Des Cygnes et des Canards
Un étang paisible reçoit ses amis à bras ouverts :
L’eau bleue et ses mouvements invisibles, ses discrètes rides ;
L’aimable ombrage de la forêt, les nénuphars en fleurs ;
Les nombreux poissons, les libellules joyeuses ;
Ses bords tranquilles… — et son curieux visiteur,
Un homme calme, assis dans la sérénité du ciel, de l’air et de l’esprit.
Une troupe s’approche ; confuse, malpropre ;
Ses membres s’agitent, ses bouches s’ouvrent,
Les immondices, le vacarme, l’indignité est déversée.
Le trouble des humains et de l’époque se déchaîne —
C’est l’innocence et la majesté du lieu qu’il entend conquérir ;
C’est en tous lieux et pour jamais qu’il veut les submerger !
Le visiteur avisé en sa contemplation perçoit le danger ;
Dérangé, presque agacé, s’éloignant de ces énergumènes, il pénètre la forêt.
Et plus il la découvre, plus il la connaît, mieux il s’éprend.

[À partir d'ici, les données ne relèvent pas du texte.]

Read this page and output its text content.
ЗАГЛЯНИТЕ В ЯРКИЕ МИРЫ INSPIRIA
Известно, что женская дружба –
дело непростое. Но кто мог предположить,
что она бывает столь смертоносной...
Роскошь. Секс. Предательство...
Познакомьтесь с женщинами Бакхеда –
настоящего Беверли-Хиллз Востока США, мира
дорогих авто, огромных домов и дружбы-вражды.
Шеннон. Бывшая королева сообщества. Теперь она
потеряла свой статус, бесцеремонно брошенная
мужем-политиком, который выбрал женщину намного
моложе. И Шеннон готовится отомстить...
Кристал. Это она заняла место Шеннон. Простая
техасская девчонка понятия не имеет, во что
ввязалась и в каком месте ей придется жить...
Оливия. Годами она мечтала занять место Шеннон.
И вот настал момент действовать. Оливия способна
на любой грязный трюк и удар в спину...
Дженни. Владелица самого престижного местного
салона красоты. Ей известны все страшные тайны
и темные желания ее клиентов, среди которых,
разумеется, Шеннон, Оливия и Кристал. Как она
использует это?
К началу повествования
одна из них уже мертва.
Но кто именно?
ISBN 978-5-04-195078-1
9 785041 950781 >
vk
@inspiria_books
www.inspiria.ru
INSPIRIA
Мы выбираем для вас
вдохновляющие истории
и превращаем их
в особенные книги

C’est ainsi qu’un couple se forme à l’écart :
Une âme esseulée, et la nature sa bien-aimée —
Sous la voûte de feuillage, loin des importuns, l’amour rencontre le jour.
En ces bras propices, il se retrouve davantage,
Il considère des choses nouvelles,
Comme la valeur de l’art véritable
Et celle des exceptions qui, fuyant les choses impures,
En célébrant justement la nature,
Tels des êtres des hauteurs s’élèvent au-dessus d’elles-mêmes.
Il a conscience de vérités jusqu’alors cachées,
Que par la connaissance, le noble goût,
Le développement harmonieux de son esprit,
Si survoler son époque en lui-même est impossible,
Du moins est-il permis de quitter le grand marais,
Et de goûter les vents frais, et d’embrasser une pluie claire !
Dans les régions reculées, il se met à chanter,
Si haut et si fort qu’on ne saurait l’ignorer.
Et si certains n’entendent toujours pas ce qu’il a à dire,
Sans doute est-ce parce que leurs oreilles sont tout à fait dissemblables,
Car il est des organes difformes, et ils se méconnaissent !
Sans doute ces consciences, ces cœurs, ces âmes ont-elles perdu l’ouïe !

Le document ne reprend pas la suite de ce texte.